Checking the suit's credsticks didn't take long. Rico had a portable verifier on his belt, not a stock model. Piper and Thorvin had put the unit together. Piper said the unit's integral chipware would detect phony bank encoding to a very high degree of certainty. That was good enough for Rico. He slotted the sticks one by one into the unit, waited for a pair of soft beeps, then passed them back to the suit. The sticks passed inspection.
Another slag emerged from the Toyota Elite. The suit introduced him as a technical aide. The aide showed Rico the pack of scanners he intended to use on Surikov. Rico motioned Dok over. Dok checked the scanners with gear of his own.

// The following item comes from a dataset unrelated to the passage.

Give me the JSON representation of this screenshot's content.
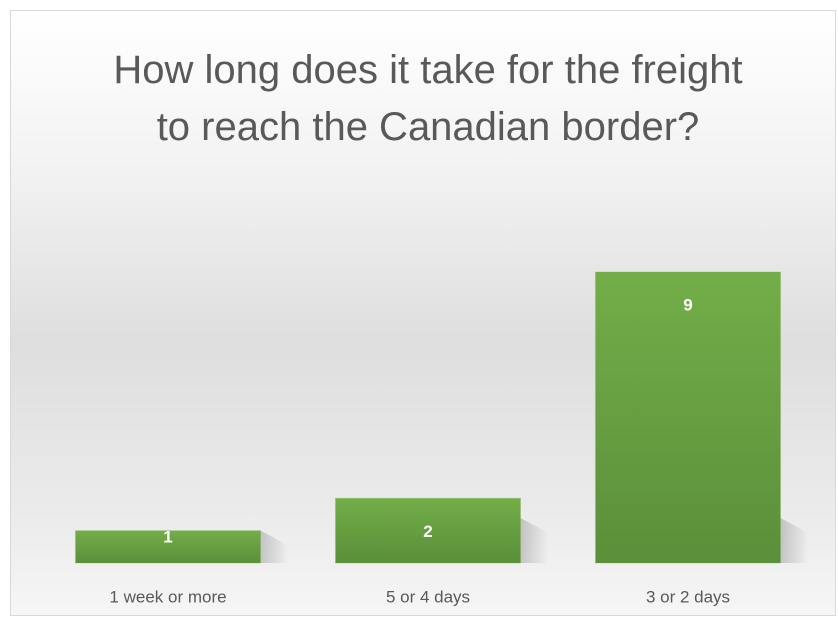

"Standard equipment," he concluded.
"Your man goes with my man," Rico said to the suit, "checks the merchandise, reports to you, then we make the swap."
"Agreed."
The final check took about a minute. The aide returned and gave the suit a nod. "Bring me the merchandise and then you get the sticks," the suit said.
"Right."
Here was the moment that counted. Rico took a quick look around. The suit's cutter hadn't changed position. The parking field around them looked clear. Thorvin wasn't giving any alerts based on readings from his own equipment or anything Bandit had to say. The assumption, then, was that everything looked chill. Rico motioned for Dok and Filly to bring Surikov forward. Their steps, scuffing against the pavement, seemed really loud. They moved slowly, at a measured pace. Seconds stretched out long.
"That's close enough," the suit said, lifting a hand toward Surikov, palm out. Then the slag's forearm jerked and something like a shotgun roared, and Rico realized the sleazebag had a cybergun implanted in his arm.